In it you can trace the shifting patterns of food fashions in Australia over the last 50 years; my own three non-negotiable permanently-on-hand ingredients -- garlic, olive oil and lemon juice -- barely get a look-in, even though my mother was a meticulous and imaginative cook, well ahead of her time. These notebook recipes are from an earlier era, before she started indulging herself in the luxury of buying new cookbooks. Cornflour figures prominently.

Whenever I want to conjure up and commune with my mother -- and Christmas tends to bring this kind of thing on for everyone, I think -- I go not to photographs but to this little book. The sight of her handwriting is a direct blow to the solar plexus; it's not a "nice" thing. It's powerful and spooky, the kind of thing that makes you understand why clairvoyants and psychics often ask for some personal item belonging to the dead or missing person. Handwriting's what Frank Moorhouse would call strong magic, an extension of both the body and the soul. You've got to hope that in the age of keyboards, keypads and voice-recognition software, it won't die out completely. Too much would be lost.

6 comments:

Val said...

This is such a powerful post. I read the shorter version over at long-toothed hinterland, and I'm so glad I visited your blog.

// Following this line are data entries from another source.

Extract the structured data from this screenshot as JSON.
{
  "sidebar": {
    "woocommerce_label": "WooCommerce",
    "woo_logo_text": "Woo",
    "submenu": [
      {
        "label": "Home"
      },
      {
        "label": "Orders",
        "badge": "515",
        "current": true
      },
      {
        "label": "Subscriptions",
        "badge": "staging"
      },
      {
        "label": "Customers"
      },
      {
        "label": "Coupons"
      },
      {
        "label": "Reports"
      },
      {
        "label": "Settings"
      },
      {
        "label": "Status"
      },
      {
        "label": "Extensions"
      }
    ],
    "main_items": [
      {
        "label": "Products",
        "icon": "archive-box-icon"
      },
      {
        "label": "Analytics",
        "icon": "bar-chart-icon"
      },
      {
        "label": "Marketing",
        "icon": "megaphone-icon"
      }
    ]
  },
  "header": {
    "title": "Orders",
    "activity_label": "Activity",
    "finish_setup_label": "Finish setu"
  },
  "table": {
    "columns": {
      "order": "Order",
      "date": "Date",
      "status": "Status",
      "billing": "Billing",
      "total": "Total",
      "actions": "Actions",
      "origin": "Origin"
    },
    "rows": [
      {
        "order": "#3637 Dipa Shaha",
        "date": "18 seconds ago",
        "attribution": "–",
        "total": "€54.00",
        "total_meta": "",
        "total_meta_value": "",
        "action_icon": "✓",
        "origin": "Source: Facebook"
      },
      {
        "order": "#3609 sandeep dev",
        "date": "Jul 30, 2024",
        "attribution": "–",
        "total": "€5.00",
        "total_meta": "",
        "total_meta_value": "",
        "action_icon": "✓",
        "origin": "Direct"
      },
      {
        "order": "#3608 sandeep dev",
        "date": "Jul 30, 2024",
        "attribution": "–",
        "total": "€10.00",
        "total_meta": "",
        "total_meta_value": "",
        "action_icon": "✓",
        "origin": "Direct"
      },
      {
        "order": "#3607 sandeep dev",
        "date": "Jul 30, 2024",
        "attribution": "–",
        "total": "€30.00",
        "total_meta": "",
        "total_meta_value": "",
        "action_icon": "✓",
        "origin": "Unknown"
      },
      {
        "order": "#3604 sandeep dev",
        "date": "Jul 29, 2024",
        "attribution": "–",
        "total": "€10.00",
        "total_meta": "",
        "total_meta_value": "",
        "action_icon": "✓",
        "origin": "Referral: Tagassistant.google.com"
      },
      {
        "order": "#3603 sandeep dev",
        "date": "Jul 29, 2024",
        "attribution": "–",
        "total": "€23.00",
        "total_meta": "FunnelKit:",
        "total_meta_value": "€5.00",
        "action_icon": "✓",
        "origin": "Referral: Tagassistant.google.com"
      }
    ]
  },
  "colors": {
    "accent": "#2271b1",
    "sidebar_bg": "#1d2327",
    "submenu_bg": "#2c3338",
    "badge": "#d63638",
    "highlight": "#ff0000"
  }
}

Because my parents live in the U.S., we have turned to email over the past 10 years rather than snail mail. I print out their messages, but you're right: the handwriting is so much more immediate, and the email is not the same. Fortunately I've saved old letters.

comicstriphero said...

My mother has a handwritten family recipe book given to her by her aunt as a wedding gift.

I've been ever so gently prodding her that perhaps a similar heirloom from her generation to mine would be a treasured object.

But one does not wish to say things like "it would provide a connection between us that would exist after....well....you know"

Your post has inspired me to persevere!

Kerryn Goldsworthy said...

Email is of course immediate in a different, and sometimes better, way. But nothing evokes, or do I mean invokes, actual presence like handwriting. Some cyborg-oriented cultural-studies theorist must surely have discussed this somewhere.

As for discussing with one's ma the time when she will be no longer with us: you're right. Tactless.

I realised much later than I should have, though fortunately not too late, that one really regrettable effect of 2nd wave feminism was that it gave our mothers the impression we thought their lives, because mostly spent at home, were worthless. I worked hard in the last years of my mother's life to correct this impression.

I think mothers in any generation think their values aren't, erm, valued by daughters, so maybe it wouldn't even occur to her that you might like to have such a thing.

Cozalcoatl said...

Thats such a lovely post.
Growing up we were the country Aussie meat and 24 veg family (as we call it).
I don't think i ever had garlic till i was 20, now i never cook without it.
I remember cooking once corned beef (yum) a family fav, but didn't know how to do the white sauce. I rang Mum and wrote down the recipe around a stetch of a Troll on a page of a Terry Pratchett discworld desk calander.
Even though i totally stuffed up making it that time, everytime i find that grubby page it takes me back to when Mum made it perfectly. Even though she didn't write it down herself its still a part of her. She is alive and well and would roll her eyes at me i'm sure.
Umm not sure where this is going but i loved reading your post which is the main thing ;)

(ps found you via FlopearedMule, my country chick sister)

Anonymous said...

Fabulous post.
There is something about handwriting. Solar plexus indeed.

--saint(dogfightatbankstown)

Kerryn Goldsworthy said...

White sauce was one of the things that flummoxed my dad. 'Make a roox? What the hell is a roox?'

It's roo, father of mine, I said, and I can either show you how to do it or direct you to the supermarket where they have good ones in packets.

He uses the packet ones now, but he taught himself how to make a real one first!